3. Kesahalan Yang Berulang
Hukum Adat : Hukum penggaran adat memperhitungkan keseluruhan dari perbuatan
yang dilakukannya karena perhitungan ini akan menjadi dasar pertimbangan apakah
perbuatannya itu dapat dimaafkan atau tidak.
Hukum Pidana : KUHP memnentukan bahwa seseorang yang melakukan kesalahan
beberapa kali hanya dapat dihukum atas perbuatannya yang terakhir dan atau terberat
ancama hukumannya.
4. Berat Ringannya Hukuman
Hukum Adat : Hukum pelanggaran adat justru permintaan maaf dan pengakuan
kesalahan yang dilakukan oleh pelaku menjadi pertimbangan dalam pengenaan
hukumannya.
Hukum Pidana : Penghilangan atau pengurangan hukuman ataupun penambahan
hukuman dalam KUHP ditentukan atas dasar Pasal 44-52 KUHP dan Hakim tidak boleh
mempergunakan dasar yuridis yang lain dalam pertimbangan hukumnya.

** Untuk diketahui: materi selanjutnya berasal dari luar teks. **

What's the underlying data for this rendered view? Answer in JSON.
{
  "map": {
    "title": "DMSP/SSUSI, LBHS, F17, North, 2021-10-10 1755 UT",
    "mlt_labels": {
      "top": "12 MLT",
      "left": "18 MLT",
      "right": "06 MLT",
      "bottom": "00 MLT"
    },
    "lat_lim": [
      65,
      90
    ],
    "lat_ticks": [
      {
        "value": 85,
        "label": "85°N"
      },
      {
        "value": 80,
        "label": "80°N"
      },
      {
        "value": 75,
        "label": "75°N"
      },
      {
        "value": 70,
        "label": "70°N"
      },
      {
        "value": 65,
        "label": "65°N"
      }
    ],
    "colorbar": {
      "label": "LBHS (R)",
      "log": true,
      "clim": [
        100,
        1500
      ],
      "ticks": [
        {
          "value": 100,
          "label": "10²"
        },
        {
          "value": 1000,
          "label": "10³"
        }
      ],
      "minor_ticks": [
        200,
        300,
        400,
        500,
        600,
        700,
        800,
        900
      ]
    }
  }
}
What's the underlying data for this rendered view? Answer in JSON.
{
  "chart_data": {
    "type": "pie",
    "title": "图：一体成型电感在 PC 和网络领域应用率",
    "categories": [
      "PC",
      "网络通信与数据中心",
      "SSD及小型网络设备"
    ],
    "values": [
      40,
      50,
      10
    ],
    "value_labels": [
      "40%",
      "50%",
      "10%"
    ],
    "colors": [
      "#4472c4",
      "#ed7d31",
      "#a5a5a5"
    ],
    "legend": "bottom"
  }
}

5. Pertanggungjawaban Kesalahan
Hukum Adat : Hukum pelanggaran adat, kesalahan tidak hanya dapat dijatuhkan kepada
pelakunya tetapi juga pada orang tua, sanak saudara atau bahkan pada masyarakat hukum
adatnya. Karena hukum adat membedakan kedudukan seseorang di masyarakat adat.
Dalam hukum pelanggaran adat semua perbuatan dan pelaku dipandang sebagai satu
kesatuan dan diperlakukan sama sejauh itu menimbulkan gangguan keseimbangan dalam
masyarakat (I Gede A.B.Wiranata)
Hukum Pidana : KUHP berdasarkan pertanggung jawaban pada kondisi fisik si pelaku,
artinya orang yang dapat dihukum hanyalah orang secara jasmani dan rohani sehat. KUHP
membedakan antara pelaku (dader) dengan orang yang membantu melakukan (mede
plichtigheid) dan orang yang ikut berbuat (mede daderchap), membujuk berbuat
(uitlokking), dan usaha percobaan (strafbare poging) dalam suatu perbuatan pidana.